Working with Tim Boxall, ACS Farm Image also supplies P-Grow, a phosphate rich fertiliser, and Fibrophos, another product designed to boost the productivity of soil.

ACS itself is also looking to grow the business, and Charlie is keen to talk to other water companies that need the by-product of their operation taken away and put to good use, as well as farmers looking for low-cost fertiliser supplied and spread “without hassle”.

Charlie first came across the industry 30 years ago when working as a tractor driver running sludge out of a paper mill. “I became interested in the process and then set up on my own 21 years ago with £200 in the bank while living in a two up, two down,” he recalled.

ACS became a “proper end-to-end contractor” in 2011 when it began taking the treated sludge from Southern Water, and the company has grown considerably since then. Its environmental importance was confirmed when ACS was given key worker status at the start of the coronavirus pandemic.
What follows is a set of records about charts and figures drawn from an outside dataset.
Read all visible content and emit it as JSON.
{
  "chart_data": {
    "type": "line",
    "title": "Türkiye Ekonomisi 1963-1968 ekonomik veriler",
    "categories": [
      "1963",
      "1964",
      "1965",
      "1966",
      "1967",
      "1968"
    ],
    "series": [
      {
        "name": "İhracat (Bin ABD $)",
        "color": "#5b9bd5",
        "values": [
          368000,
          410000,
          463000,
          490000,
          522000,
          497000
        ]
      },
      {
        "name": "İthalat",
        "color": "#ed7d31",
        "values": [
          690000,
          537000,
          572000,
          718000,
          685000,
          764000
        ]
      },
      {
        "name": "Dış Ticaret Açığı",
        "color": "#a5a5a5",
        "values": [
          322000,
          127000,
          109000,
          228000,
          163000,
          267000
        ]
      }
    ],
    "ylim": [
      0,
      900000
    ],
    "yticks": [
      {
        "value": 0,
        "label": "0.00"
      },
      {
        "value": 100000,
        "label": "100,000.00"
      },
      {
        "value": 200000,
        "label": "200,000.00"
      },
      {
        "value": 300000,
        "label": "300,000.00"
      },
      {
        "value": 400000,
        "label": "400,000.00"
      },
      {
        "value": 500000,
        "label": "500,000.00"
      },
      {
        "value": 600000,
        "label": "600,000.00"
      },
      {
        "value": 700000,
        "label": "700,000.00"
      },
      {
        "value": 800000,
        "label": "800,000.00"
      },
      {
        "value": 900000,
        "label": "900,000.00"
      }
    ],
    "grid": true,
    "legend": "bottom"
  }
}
The purchase of Farm Image some years back helped make the process more efficient by bringing compliance and soil sampling in house, as well as giving the company’s clients easy access to ACS Farm Image’s liming and fertiliser supply services. ACS now employs around 40 people and is the biggest end-to-end biosolids operator of its kind in the South East.

The company operates a fleet of 13 lorries, 10 GPS-equipped spreaders and around 25 excavators and loading shovels, along with a fleet of Fendt 939 and 828 tractors.

Head of Operations Bert Hessink makes sure everything runs smoothly as well as supporting the area managers and working alongside ACS Farm Image.

“It’s not always easy because we need to schedule the spreading in with farmers’ requirements and we have to move the sewage cake out of the sites whenever Southern Water needs it moved. And on top of these variables we also have to worry about the unexpected – like traffic jams or the weather.

“There is a lot of plates to keep spinning, but this is a great team and we work hard together to deliver a great service, both to Southern Water and to the farmers we support.”